【4】不本意な説
地獄聚楽第にて 豊臣秀吉と明智光秀
「そもそも私はアレについて聞きたくて、お前に会いに来たのだ。だから後で必ず話す」
「分かった」
「さっきお前は、自分が負ける要素が一つもなかったと言ったよな。ならば、どんな状況ならばお前は負ける可能性があると感じたのだ?」
「あの時、俺にとっての負けとは、お前に負けるか味方に負けるかだ。お前に負ける可能性があるとすれば、家康以外にも積極的にお前に味方するやつが現れて、お前の兵が倍以上に増えていた場合だな。

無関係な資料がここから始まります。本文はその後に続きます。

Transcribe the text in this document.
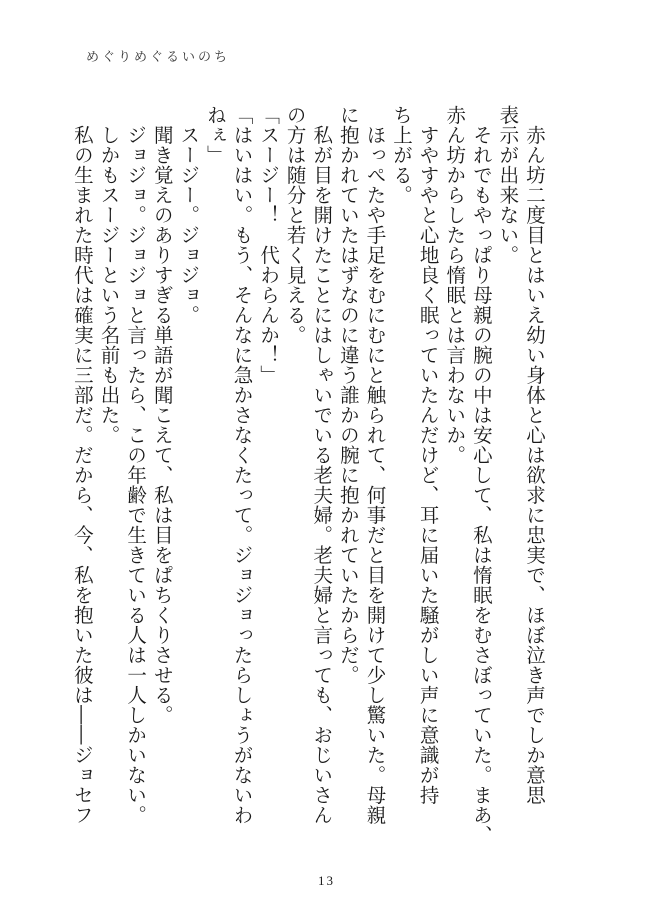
めぐりめぐるいのち

　赤ん坊二度目とはいえ幼い身体と心は欲求に忠実で、ほぼ泣き声でしか意思

表示が出来ない。

　それでもやっぱり母親の腕の中は安心して、私は惰眠をむさぼっていた。まあ、

赤ん坊からしたら惰眠とは言わないか。

　すやすやと心地良く眠っていたんだけど、耳に届いた騒がしい声に意識が持

ち上がる。

　ほっぺたや手足をむにむにと触られて、何事だと目を開けて少し驚いた。母親

に抱かれていたはずなのに違う誰かの腕に抱かれていたからだ。

　私が目を開けたことにはしゃいでいる老夫婦。老夫婦と言っても、おじいさん

の方は随分と若く見える。

「スージー！　代わらんか！」

「はいはい。もう、そんなに急かさなくたって。ジョジョったらしょうがないわ

ねぇ」

　スージー。ジョジョ。

　聞き覚えのありすぎる単語が聞こえて、私は目をぱちくりさせる。

　ジョジョ。ジョジョと言ったら、この年齢で生きている人は一人しかいない。

　しかもスージーという名前も出た。

　私の生まれた時代は確実に三部だ。だから、今、私を抱いた彼は――ジョセフ

13
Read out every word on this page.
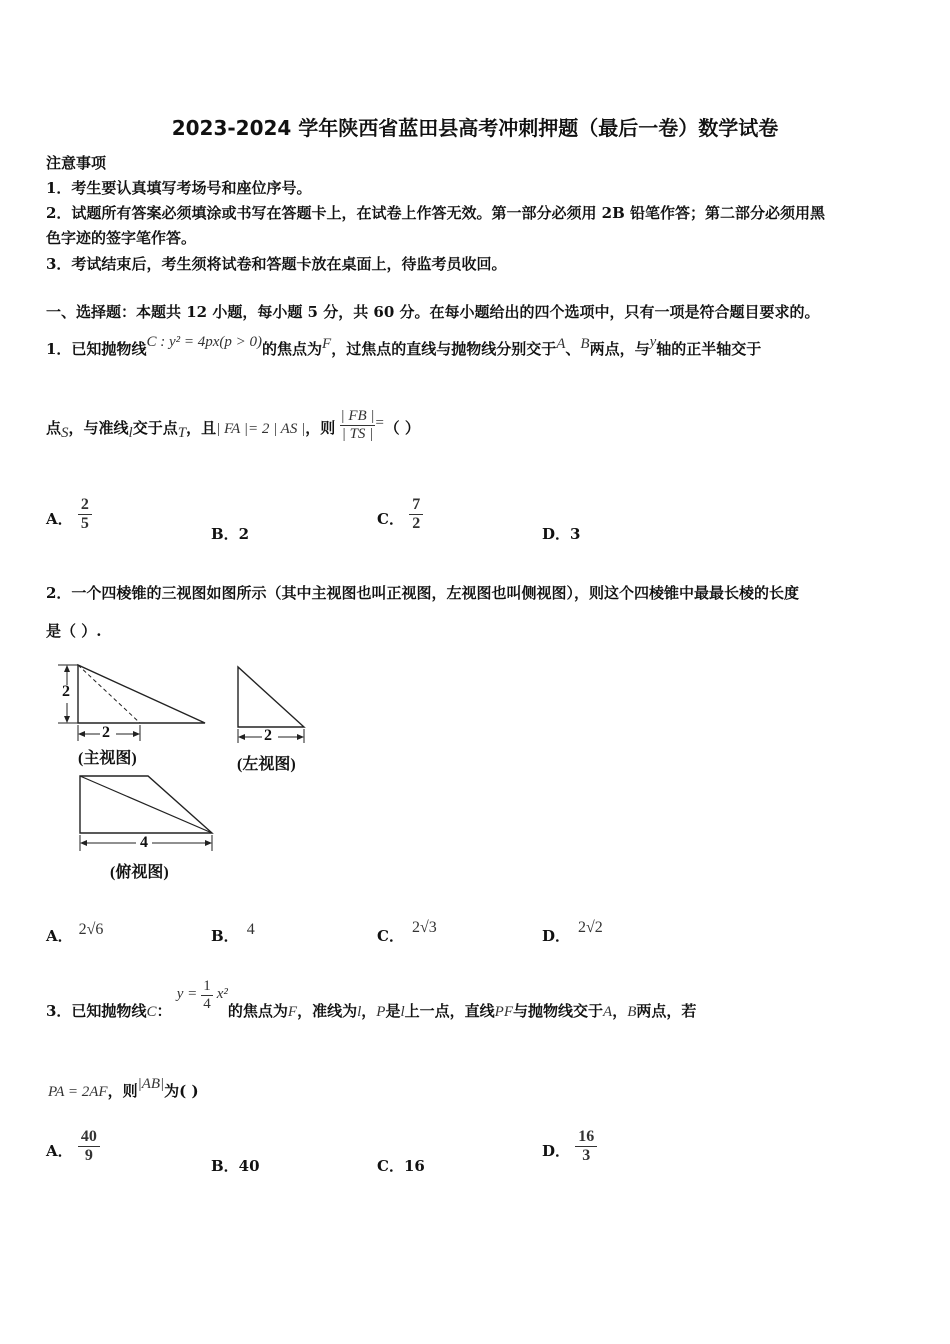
2023-2024 学年陕西省蓝田县高考冲刺押题（最后一卷）数学试卷
注意事项
1．考生要认真填写考场号和座位序号。
2．试题所有答案必须填涂或书写在答题卡上，在试卷上作答无效。第一部分必须用 2B 铅笔作答；第二部分必须用黑
色字迹的签字笔作答。
3．考试结束后，考生须将试卷和答题卡放在桌面上，待监考员收回。
一、选择题：本题共 12 小题，每小题 5 分，共 60 分。在每小题给出的四个选项中，只有一项是符合题目要求的。
1．已知抛物线C : y² = 4px(p > 0)的焦点为F，过焦点的直线与抛物线分别交于A、B两点，与y轴的正半轴交于
点S，与准线l交于点T，且| FA |= 2 | AS |，则 $\frac{| FB |}{| TS |}$ =（ ）
A． $\frac{2}{5}$
B．2
C． $\frac{7}{2}$
D．3
2．一个四棱锥的三视图如图所示（其中主视图也叫正视图，左视图也叫侧视图），则这个四棱锥中最最长棱的长度
是（ ）.
2
2
(主视图)
2
(左视图)
4
(俯视图)
A． 2√6	B． 4	C． 2√3	D． 2√2
3．已知抛物线C： $y = \frac{1}{4} x^2$的焦点为F，准线为l，P是l上一点，直线PF与抛物线交于A，B两点，若
PA = 2AF，则|AB|为( )
A． $\frac{40}{9}$
B．40	C．16
D． $\frac{16}{3}$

だがそれは気にする必要もなかった。信長様を討った時、お前の兵はどのくらいだった?」
「一万だ」
「そうだよな。じゃあ山崎の戦の時は?」
「八千くらいだろうな」
「なんで減ったんだ?」
「逃亡する者がいたからだ」
「その理由も分かるよな?」
「痛いところを突くな。織田家の兵だった者を、私の都合で謀叛に与する兵にしてしまった。本能寺を襲撃する直前に、私は兵に、信長様を討ち室町幕府を再興するから、逆賊の汚名を着ることはないと言った。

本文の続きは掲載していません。